Callum didn’t know how to react. He wanted to shake some sense into her or kiss her until she was panting. Or run hard and fast in the opposite direction. Or claim her as his, right then and there.

“I don’t think you understand what I’m telling you,” he said. “I don’t have any legs.”

She looked down and pointed at his jeans. “Yes you do. You just don’t have skin-and-bone legs.”

“Doesn’t it bother you that you had sex with half a man?” Seriously, she needed a keeper, or a good psychiatrist.

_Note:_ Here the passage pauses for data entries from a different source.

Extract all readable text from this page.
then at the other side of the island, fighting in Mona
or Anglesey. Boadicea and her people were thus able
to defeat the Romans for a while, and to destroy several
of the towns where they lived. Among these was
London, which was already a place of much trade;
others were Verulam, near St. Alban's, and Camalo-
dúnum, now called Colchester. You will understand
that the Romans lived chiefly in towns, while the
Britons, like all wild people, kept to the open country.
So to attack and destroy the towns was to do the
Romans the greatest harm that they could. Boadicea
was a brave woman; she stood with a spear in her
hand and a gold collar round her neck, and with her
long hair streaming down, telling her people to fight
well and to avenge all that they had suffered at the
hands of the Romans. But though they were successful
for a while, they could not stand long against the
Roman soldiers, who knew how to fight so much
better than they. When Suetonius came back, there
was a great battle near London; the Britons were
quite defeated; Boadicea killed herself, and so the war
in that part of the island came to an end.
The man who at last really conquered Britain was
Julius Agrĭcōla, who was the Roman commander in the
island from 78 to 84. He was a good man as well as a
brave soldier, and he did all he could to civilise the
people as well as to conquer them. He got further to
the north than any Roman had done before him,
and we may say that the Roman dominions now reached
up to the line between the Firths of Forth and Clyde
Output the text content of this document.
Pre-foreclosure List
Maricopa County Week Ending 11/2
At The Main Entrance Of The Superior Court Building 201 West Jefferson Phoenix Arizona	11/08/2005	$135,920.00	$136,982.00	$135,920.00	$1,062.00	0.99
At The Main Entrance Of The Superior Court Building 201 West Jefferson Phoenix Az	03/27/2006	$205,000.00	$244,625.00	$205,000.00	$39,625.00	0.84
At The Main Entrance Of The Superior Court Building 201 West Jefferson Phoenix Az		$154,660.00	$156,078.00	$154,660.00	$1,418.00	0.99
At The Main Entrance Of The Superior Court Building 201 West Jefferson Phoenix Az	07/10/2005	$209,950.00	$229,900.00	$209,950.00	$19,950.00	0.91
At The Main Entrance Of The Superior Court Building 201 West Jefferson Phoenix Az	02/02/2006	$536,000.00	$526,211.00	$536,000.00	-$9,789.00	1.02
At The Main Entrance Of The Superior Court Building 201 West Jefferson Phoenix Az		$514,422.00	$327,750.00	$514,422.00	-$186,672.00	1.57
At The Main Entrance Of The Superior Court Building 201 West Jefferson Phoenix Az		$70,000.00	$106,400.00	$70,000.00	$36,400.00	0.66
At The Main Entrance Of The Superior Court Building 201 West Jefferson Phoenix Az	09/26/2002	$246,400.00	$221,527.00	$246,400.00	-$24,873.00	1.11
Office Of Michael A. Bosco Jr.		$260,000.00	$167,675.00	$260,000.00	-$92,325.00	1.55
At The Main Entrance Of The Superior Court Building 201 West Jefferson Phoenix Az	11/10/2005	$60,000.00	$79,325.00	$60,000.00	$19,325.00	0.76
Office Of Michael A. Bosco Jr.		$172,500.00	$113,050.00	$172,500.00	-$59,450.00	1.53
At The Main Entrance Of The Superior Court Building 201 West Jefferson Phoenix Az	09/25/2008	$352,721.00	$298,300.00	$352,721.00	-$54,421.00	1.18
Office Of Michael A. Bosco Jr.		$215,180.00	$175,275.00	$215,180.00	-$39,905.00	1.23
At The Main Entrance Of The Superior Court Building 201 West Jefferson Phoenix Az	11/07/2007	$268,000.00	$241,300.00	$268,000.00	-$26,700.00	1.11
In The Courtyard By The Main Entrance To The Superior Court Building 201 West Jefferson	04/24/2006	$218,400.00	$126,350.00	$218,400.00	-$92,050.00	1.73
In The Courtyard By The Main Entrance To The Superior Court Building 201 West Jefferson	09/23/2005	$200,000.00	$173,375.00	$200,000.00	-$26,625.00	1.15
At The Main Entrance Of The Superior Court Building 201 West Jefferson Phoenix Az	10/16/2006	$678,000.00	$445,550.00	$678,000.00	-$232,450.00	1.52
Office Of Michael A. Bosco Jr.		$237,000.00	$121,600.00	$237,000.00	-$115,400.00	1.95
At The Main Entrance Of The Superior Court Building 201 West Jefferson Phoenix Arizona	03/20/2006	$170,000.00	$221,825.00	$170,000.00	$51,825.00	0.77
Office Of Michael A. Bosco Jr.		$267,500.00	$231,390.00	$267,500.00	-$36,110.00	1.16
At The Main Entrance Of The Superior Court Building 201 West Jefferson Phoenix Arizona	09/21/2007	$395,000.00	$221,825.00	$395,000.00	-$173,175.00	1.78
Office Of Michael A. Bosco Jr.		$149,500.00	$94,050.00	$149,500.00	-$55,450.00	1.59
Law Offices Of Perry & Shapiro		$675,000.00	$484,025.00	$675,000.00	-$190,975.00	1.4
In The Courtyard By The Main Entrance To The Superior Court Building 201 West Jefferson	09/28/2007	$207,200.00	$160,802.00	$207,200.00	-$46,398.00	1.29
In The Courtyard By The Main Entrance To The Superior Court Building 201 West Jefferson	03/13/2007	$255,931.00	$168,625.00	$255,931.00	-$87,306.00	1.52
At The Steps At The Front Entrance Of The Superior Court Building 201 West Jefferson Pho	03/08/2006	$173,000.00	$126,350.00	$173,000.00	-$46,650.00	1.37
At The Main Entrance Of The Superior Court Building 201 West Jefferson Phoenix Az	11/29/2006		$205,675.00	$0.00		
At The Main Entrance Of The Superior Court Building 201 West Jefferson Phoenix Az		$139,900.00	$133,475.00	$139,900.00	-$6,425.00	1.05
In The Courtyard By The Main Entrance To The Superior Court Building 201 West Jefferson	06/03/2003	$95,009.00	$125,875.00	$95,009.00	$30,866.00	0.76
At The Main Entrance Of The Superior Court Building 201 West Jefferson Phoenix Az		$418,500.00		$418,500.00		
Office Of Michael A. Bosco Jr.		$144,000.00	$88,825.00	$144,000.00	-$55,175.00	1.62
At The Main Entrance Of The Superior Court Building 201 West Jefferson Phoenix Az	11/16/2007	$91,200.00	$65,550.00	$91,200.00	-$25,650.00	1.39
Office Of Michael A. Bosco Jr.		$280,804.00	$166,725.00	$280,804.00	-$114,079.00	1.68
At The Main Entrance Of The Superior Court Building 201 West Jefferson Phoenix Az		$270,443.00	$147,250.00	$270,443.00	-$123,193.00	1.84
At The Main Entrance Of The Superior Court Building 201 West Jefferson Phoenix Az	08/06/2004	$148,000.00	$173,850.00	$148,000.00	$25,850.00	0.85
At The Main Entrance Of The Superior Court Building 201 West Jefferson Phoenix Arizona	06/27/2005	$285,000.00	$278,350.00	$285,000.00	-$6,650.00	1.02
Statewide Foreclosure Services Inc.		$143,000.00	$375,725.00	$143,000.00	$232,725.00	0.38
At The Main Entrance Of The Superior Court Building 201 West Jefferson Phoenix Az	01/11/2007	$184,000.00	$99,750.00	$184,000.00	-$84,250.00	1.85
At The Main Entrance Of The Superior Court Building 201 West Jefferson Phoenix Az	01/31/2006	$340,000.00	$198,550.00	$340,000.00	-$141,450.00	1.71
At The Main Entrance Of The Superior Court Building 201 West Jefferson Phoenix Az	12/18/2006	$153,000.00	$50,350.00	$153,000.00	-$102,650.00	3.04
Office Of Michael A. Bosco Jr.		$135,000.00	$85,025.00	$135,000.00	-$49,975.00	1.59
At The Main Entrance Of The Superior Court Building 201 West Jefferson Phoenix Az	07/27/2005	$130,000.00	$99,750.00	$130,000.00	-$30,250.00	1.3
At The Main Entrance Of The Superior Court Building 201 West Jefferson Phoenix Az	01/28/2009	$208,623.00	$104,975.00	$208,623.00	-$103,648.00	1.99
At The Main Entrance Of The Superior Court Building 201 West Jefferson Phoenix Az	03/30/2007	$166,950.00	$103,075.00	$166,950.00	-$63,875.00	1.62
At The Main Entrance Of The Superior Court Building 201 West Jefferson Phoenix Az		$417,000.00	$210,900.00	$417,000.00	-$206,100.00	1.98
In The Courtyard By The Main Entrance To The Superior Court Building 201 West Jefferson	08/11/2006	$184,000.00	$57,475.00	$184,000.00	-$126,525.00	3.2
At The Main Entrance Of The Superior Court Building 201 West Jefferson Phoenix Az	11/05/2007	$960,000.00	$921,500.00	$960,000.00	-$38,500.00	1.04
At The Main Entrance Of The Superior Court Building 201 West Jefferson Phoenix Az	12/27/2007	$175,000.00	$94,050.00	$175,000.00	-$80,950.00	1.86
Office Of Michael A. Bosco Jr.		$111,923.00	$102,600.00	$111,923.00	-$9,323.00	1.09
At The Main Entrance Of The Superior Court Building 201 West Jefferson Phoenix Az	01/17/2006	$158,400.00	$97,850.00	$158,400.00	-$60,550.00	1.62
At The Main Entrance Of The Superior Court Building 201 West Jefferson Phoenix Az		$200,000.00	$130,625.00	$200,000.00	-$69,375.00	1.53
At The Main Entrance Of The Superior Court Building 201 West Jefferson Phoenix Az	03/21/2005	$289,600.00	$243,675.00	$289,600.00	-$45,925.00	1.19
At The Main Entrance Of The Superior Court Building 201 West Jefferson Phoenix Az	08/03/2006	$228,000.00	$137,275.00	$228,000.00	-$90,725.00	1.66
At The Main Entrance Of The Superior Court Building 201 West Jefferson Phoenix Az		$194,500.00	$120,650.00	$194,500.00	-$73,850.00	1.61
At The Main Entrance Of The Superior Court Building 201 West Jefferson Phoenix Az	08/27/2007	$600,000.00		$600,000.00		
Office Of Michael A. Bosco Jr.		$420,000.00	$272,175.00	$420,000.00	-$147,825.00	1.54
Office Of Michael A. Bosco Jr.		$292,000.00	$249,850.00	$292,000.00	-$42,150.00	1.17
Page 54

Her smile was wide and her eyes sparkled. “Really, it’s more like four-fifths of a man.”

He raked his hands into his hair. “Why aren’t you shouting at me for keeping this from you?”

“Callum, we’ve been intimate for three whole days. You don’t know everything about me either. Neither one of us is perfect. I’ve had two kids, I live on junk food—most of the time. I have stretch marks and cellulite and flab. My boobs are saggy and my hips are too big.”

“Are you seriously comparing your cellulite to my missing feet?”